Bercé par le bruit continu du déversoir qui alimentait son bief, le moulin semblait endormi sous la lumière blafarde de la lune qui peinait à percer le brouillard. Celui-ci se formait dès la surface de l’eau, montant en nuées de vapeur froide et malfaisante. Une odeur de vase imprégnait les alentours. Le peuple terrifiant des squelettes d’arbres décharnés par l’automne veillait sur les rives de la Seine. Hormis la chute d’eau, tout n’était que silence. Toute vie avait déserté les lieux.

Pourtant, à l’intérieur du logis du meunier, trois hommes et une femme soupaient, profitant de la chaleur lumineuse et crépitante de l’âtre. Philippot, Vincent, son cousin le meunier et la femme de celui-ci mangeaient sans bruit une soupe de fèves au lard. Vincent trempa dans son écuelle une large et épaisse tranche de pain bis pétrie avec la bonne farine provenant de la grande meule qui avait pour lors cessé toute activité en attendant des jours meilleurs.

— Je ne peux pas y retourner, se plaignit Philippot le boiteux, c’est plus guère possible. Avec tout ce qui s’est passé, personne ne me laissera plus l’approcher. Je suis surveillé maintenant !

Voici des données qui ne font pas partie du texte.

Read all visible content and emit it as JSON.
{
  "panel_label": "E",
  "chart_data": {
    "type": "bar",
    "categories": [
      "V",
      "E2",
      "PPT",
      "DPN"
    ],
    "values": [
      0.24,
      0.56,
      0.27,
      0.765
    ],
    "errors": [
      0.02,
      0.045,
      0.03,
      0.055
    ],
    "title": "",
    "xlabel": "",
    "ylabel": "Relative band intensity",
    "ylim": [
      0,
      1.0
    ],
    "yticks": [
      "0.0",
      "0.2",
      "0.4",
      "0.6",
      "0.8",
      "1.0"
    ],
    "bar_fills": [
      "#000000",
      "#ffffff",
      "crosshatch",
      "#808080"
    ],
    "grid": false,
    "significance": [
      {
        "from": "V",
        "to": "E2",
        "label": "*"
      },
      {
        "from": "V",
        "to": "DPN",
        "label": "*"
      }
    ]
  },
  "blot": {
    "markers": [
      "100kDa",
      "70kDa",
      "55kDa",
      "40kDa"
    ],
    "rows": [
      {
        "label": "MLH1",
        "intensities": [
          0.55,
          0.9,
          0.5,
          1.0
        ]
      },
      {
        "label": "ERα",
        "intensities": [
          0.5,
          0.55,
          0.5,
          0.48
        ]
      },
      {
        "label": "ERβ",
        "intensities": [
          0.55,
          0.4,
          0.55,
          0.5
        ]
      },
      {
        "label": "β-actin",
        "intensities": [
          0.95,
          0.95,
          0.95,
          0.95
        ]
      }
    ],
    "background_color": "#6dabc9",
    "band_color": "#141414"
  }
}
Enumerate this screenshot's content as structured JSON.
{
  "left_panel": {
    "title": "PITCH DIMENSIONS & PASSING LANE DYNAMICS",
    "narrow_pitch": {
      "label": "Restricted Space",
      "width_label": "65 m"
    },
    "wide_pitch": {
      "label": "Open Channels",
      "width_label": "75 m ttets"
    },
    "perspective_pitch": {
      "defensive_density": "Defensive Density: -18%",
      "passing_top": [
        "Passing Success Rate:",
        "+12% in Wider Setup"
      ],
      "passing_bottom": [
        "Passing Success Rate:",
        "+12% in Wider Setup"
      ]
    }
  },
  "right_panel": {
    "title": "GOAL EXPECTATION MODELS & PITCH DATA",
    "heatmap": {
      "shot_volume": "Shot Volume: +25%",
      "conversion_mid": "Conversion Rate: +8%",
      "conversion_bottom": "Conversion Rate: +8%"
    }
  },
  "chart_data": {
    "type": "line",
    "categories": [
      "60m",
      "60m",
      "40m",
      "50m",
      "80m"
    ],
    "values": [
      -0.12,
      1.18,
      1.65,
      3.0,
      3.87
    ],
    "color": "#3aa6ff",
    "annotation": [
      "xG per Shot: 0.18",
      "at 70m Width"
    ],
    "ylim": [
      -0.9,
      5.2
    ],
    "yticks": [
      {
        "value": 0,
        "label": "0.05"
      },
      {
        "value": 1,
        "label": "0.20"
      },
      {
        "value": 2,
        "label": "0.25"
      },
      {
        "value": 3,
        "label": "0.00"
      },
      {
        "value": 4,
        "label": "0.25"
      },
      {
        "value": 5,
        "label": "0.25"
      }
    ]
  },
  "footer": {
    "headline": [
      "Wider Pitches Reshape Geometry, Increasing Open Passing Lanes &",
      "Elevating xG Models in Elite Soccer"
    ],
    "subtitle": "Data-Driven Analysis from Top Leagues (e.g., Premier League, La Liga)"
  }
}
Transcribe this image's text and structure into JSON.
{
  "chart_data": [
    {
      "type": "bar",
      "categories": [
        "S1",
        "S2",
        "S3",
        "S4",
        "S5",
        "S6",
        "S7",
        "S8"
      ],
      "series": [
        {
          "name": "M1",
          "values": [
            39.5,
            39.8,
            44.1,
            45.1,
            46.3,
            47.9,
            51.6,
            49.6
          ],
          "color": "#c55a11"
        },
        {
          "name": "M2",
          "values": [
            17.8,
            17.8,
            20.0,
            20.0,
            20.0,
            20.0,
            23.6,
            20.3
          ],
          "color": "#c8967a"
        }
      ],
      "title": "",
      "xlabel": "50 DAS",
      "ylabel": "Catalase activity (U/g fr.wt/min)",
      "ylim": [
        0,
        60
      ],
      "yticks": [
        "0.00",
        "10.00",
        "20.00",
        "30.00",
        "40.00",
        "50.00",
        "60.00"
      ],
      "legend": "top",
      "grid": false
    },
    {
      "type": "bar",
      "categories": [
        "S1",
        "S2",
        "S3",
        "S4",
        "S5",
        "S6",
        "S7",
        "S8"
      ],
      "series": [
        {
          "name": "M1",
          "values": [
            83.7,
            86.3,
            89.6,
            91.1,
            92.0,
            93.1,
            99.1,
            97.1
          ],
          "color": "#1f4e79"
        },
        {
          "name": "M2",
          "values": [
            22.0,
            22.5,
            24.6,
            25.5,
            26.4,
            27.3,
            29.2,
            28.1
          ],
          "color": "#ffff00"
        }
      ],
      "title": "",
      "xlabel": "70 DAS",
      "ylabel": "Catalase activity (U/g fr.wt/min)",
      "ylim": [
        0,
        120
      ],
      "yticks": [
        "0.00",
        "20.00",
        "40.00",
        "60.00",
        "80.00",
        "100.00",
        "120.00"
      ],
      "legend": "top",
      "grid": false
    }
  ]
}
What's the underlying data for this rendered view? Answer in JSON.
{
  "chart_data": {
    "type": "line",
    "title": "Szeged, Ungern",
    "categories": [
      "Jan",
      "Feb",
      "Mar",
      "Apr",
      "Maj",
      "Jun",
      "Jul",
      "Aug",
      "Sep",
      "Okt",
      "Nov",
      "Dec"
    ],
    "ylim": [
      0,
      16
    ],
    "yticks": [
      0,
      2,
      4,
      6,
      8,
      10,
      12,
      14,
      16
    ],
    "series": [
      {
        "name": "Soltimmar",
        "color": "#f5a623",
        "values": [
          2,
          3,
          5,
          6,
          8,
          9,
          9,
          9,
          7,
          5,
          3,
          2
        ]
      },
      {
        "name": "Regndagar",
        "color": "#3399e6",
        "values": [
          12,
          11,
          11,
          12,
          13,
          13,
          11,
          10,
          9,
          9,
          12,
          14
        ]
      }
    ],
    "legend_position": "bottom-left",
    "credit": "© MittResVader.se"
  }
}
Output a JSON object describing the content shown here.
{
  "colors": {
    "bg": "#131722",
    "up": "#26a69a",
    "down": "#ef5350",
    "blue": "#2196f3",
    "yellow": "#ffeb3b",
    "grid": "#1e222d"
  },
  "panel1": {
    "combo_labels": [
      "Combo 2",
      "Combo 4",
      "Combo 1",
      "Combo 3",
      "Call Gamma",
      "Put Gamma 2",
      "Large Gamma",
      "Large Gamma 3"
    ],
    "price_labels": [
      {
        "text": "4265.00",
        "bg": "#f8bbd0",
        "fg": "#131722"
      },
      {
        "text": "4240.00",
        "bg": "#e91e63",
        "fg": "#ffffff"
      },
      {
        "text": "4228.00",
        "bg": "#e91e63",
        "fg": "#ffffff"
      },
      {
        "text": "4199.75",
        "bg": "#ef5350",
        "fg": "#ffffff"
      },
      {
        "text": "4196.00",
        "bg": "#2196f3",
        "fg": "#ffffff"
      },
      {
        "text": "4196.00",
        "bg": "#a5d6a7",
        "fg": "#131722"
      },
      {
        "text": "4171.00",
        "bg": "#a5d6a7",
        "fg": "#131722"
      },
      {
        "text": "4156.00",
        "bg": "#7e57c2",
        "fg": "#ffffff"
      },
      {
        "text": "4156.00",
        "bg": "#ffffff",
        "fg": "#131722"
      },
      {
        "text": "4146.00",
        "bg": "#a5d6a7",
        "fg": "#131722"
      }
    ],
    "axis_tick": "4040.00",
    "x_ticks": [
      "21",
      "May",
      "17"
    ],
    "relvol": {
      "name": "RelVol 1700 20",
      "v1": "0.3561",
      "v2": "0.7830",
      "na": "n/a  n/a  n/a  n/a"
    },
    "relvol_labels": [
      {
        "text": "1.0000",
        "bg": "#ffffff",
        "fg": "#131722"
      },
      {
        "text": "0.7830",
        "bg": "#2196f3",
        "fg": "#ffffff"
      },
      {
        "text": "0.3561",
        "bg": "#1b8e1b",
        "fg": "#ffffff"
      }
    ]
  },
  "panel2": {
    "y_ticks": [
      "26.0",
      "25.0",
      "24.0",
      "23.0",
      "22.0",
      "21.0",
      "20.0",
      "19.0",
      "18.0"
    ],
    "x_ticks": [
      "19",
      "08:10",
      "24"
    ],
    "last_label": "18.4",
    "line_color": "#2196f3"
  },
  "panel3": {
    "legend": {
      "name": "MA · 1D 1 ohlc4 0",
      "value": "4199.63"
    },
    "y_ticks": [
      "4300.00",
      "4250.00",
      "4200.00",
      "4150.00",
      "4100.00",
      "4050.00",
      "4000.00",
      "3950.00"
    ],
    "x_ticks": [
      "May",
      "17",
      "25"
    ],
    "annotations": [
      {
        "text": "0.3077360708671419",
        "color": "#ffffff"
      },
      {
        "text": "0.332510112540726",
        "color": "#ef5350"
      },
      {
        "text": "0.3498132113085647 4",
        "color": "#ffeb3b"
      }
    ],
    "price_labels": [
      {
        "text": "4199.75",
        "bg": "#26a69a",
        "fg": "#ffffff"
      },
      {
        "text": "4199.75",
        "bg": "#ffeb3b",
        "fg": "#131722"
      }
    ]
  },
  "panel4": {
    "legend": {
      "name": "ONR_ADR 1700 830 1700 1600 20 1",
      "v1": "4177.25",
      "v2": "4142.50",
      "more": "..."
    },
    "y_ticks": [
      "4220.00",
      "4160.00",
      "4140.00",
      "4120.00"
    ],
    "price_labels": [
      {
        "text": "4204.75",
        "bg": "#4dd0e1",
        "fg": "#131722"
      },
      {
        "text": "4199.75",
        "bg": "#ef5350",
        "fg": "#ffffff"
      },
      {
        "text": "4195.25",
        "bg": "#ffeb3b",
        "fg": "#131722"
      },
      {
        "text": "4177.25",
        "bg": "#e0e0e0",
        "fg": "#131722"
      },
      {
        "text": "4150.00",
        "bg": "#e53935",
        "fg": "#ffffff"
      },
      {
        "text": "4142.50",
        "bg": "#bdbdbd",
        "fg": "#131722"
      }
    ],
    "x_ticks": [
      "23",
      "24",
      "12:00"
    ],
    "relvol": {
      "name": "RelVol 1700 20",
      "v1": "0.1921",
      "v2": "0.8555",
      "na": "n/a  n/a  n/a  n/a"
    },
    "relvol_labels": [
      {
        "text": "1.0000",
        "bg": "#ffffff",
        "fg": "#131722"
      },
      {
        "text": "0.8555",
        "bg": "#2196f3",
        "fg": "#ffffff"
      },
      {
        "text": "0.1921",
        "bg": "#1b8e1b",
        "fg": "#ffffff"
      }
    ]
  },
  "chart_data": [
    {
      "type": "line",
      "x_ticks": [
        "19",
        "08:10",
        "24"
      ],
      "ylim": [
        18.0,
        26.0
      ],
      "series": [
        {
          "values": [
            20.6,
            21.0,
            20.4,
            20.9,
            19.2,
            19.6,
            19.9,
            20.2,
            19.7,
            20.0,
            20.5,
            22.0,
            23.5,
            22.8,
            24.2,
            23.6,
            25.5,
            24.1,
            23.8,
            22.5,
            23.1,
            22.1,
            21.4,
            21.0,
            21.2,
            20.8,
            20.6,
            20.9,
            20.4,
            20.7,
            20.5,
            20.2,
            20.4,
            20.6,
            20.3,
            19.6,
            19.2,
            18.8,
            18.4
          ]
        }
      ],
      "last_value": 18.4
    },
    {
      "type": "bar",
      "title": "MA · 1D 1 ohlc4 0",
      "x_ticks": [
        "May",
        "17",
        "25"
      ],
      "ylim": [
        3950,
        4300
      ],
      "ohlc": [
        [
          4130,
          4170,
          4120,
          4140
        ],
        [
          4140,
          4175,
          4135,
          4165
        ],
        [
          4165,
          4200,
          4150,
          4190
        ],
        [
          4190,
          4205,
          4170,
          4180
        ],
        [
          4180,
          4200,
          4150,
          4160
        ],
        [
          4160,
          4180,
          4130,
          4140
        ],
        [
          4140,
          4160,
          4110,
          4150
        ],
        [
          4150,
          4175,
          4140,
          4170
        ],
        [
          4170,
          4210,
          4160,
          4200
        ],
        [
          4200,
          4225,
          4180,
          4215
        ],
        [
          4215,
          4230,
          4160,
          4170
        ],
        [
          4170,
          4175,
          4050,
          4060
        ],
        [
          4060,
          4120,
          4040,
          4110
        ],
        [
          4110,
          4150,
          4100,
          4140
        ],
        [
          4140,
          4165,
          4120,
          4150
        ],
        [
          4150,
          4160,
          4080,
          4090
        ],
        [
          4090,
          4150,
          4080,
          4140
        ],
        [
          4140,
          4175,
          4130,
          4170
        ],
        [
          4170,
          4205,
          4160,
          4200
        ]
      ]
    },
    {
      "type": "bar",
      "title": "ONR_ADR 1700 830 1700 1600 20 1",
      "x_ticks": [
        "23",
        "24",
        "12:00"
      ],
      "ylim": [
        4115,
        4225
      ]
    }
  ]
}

Vincent saisit la cuillère dans sa main senestre avec humeur, mais se contenta de touiller son potage, les mâchoires crispées, sans rien dire. Une rage froide lui dévorait le cœur.

*

Des silhouettes furtives escaladèrent lestement le haut mur qui ceinturait les bâtiments attenant au moulin et se regroupèrent silencieusement dans la cour. Des ordres brefs, chuchotés, fusèrent dans l’obscurité. La lame lourde et tranchante d’une hache fendit l’air dans un mouvement circulaire. Les hommes étaient décidés à en découdre. Au signal convenu, chacun gagna son poste, prêt pour l’assaut.

*

— Renonce, Vincent, et retourne chez toi. Tu vas attirer le malheur sur toi ! lui lança son cousin.

— Trop tard ! répondit Vincent, fourrageant dans sa barbe avec un rire qui sonnait faux. Je ne reculerai pas. J’irai jusqu’au bout quoi qu’il arrive.

Et, dans un accès de colère, il frappa férocement la table avec sa cuillère.

À ce moment-là, une volée de coups de tonnerre éclata. Puis, dans un fracas infernal, une violente bourrasque envahit la pièce, dévastant tout sur son passage. Les occupants du logis n’eurent pas le temps de réagir. Hébété, Philippot vit son écuelle de soupe se soulever et exploser en vol. Une volée d’éclats du bois de la porte, fracassée à coups de hache, s’abattit sur les convives. Au même instant, des créatures tout droit surgies de la nuit fondirent chacune sur sa proie.

Tout se déroula avec une maîtrise effrayante. Les hommes furent plaqués sur place, les visages écrasés sans ménagement sur le bois de la table. La femme fut traînée au-dehors en hurlant. Vincent tenta de réagir. Un poing s’abattit aussitôt sur sa face, lui faisant éclater l’arcade sourcilière dans une gerbe de sang. Étourdi par la violence du choc, il sentit qu’on lui arrachait la bourse qui pendait à son côté.

— Messire prévôt, je l’ai ! s’écria l’homme qui lui écrasait le dos de tout son poids.

— C’est bien ce que je cherchais ! C’est l’ampoule de pèlerinage de maître Leutbald. Saisissez-le sans faiblir ! Nous tenons un meurtrier et la preuve de son crime, tonna Geoffroy Farsi, la voix gonflée de fierté.